IGWEBUIKE AND THE RESOLUTION OF THE POLARITY OF THE PHILOSOPHY OF LAW
Abstract
This paper attempt a resolution of the apparent polarity occasioned by naturalism and positivism in the philosophy of law and this I intend to achieve using the instrumentality of the complimentary temper of the philosophy of Igwebuike. Consequently, this paper is divided into five sections: the first section concerns itself with the question of the polarity of positivism and naturalism in the philosophy of law; the second section deals with complimentarity as the essence of Igwebuike philosophy; the third section attempts a resolution of the polarity of the philosophy of law using the philosophy of Igwebuike. The fourth and the final section evaluate and bring the discourse to a close.
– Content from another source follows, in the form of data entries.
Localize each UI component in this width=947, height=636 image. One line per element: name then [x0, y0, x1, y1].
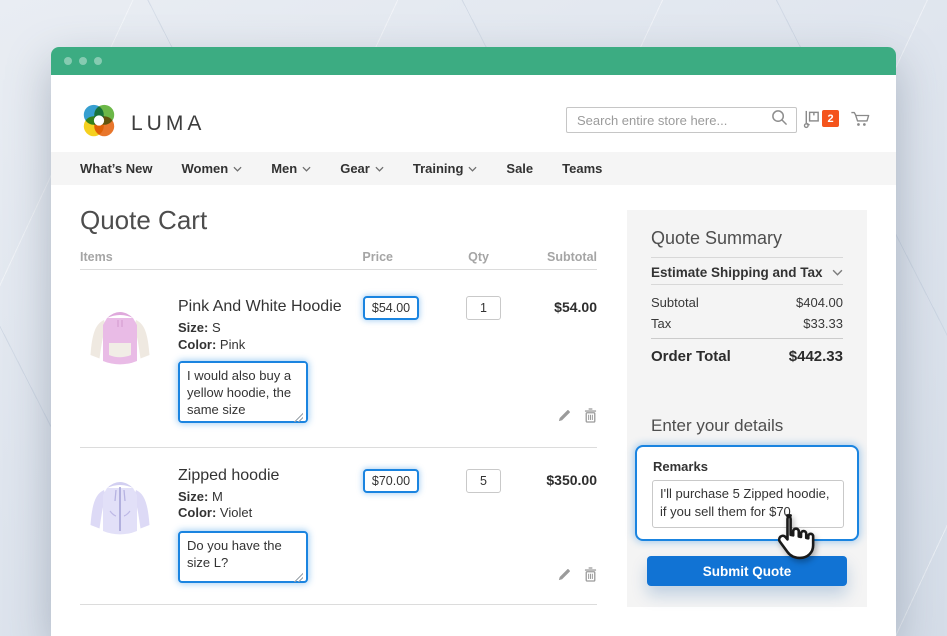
hand-cursor-icon [769, 512, 815, 569]
edit-item-icon[interactable] [557, 408, 572, 428]
product-image-zipped-hoodie[interactable] [80, 467, 160, 547]
divider [651, 338, 843, 339]
delete-item-icon[interactable] [584, 567, 597, 587]
nav-item-teams[interactable]: Teams [562, 161, 602, 176]
remarks-card: Remarks I'll purchase 5 Zipped hoodie, i… [635, 445, 859, 541]
nav-item-whats-new[interactable]: What’s New [80, 161, 152, 176]
submit-quote-button[interactable]: Submit Quote [647, 556, 847, 586]
chevron-down-icon [832, 269, 843, 276]
page-title: Quote Cart [80, 205, 207, 236]
luma-logo-icon [80, 102, 118, 145]
column-header-price: Price [339, 250, 393, 264]
product-name[interactable]: Zipped hoodie [178, 467, 279, 485]
nav-item-sale[interactable]: Sale [506, 161, 533, 176]
window-control-dot[interactable] [79, 57, 87, 65]
summary-subtotal-row: Subtotal $404.00 [651, 295, 843, 310]
search-input[interactable] [577, 113, 771, 128]
cart-icon[interactable] [850, 109, 870, 133]
search-box [566, 107, 797, 133]
window-control-dot[interactable] [94, 57, 102, 65]
chevron-down-icon [233, 166, 242, 172]
divider [80, 269, 597, 270]
product-name[interactable]: Pink And White Hoodie [178, 298, 342, 316]
brand-name: LUMA [131, 112, 205, 136]
product-color: Color: Violet [178, 505, 252, 520]
qty-input[interactable] [466, 469, 501, 493]
chevron-down-icon [468, 166, 477, 172]
details-title: Enter your details [651, 416, 783, 436]
summary-title: Quote Summary [651, 228, 782, 249]
divider [651, 257, 843, 258]
row-subtotal: $350.00 [497, 472, 597, 488]
search-icon[interactable] [771, 109, 788, 131]
column-header-subtotal: Subtotal [517, 250, 597, 264]
window-titlebar [51, 47, 896, 75]
luma-logo[interactable]: LUMA [80, 102, 205, 145]
product-image-pink-hoodie[interactable] [80, 297, 160, 377]
delete-item-icon[interactable] [584, 408, 597, 428]
remarks-textarea[interactable]: I'll purchase 5 Zipped hoodie, if you se… [652, 480, 844, 528]
desktop-background: LUMA 2 [0, 0, 947, 636]
item-note-wrapper: I would also buy a yellow hoodie, the sa… [178, 361, 308, 428]
divider [80, 604, 597, 605]
order-total-row: Order Total $442.33 [651, 348, 843, 365]
product-size: Size: S [178, 320, 221, 335]
quote-summary-panel: Quote Summary Estimate Shipping and Tax … [627, 210, 867, 607]
divider [651, 284, 843, 285]
nav-item-training[interactable]: Training [413, 161, 478, 176]
item-note-textarea[interactable]: I would also buy a yellow hoodie, the sa… [178, 361, 308, 423]
product-color: Color: Pink [178, 337, 245, 352]
summary-tax-row: Tax $33.33 [651, 316, 843, 331]
main-navigation: What’s New Women Men Gear Training Sale … [51, 152, 896, 185]
column-header-qty: Qty [439, 250, 489, 264]
price-input[interactable] [363, 296, 419, 320]
column-header-items: Items [80, 250, 113, 264]
quote-list-icon[interactable] [802, 109, 821, 134]
edit-item-icon[interactable] [557, 567, 572, 587]
nav-item-gear[interactable]: Gear [340, 161, 384, 176]
estimate-shipping-toggle[interactable]: Estimate Shipping and Tax [651, 265, 843, 280]
remarks-label: Remarks [653, 459, 708, 474]
product-size: Size: M [178, 489, 223, 504]
quote-count-badge: 2 [822, 110, 839, 127]
divider [80, 447, 597, 448]
nav-item-women[interactable]: Women [181, 161, 242, 176]
window-control-dot[interactable] [64, 57, 72, 65]
price-input[interactable] [363, 469, 419, 493]
item-note-wrapper: Do you have the size L? [178, 531, 308, 588]
chevron-down-icon [375, 166, 384, 172]
chevron-down-icon [302, 166, 311, 172]
qty-input[interactable] [466, 296, 501, 320]
row-subtotal: $54.00 [497, 299, 597, 315]
item-note-textarea[interactable]: Do you have the size L? [178, 531, 308, 583]
nav-item-men[interactable]: Men [271, 161, 311, 176]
An attempt at resolving this polarity has taken this paper through the philosophy of Igwebuike which argues for the harmonization of opposites and the treatment of the same in complementary terms. Following from the submission of Igwebuike philosophy which holds that there is power in numbers and that there is no task that can defile the collective capacity of the a people working within the dictates of Igwebuike, this paper argues that the fusion of the apparent contraries to form a continuum is imperative. The conclusion that is reached in the paper therefore is that, for law and the philosophy of law to achieve one of its major tasks which is social change and development, the connection or affiliation in solidarity and complementarity by both the naturalists and the positivists schools of thought in legal philosophy on the one hand and the conception of morality and law as two sides of the coin of social change and control is both imperative and timely.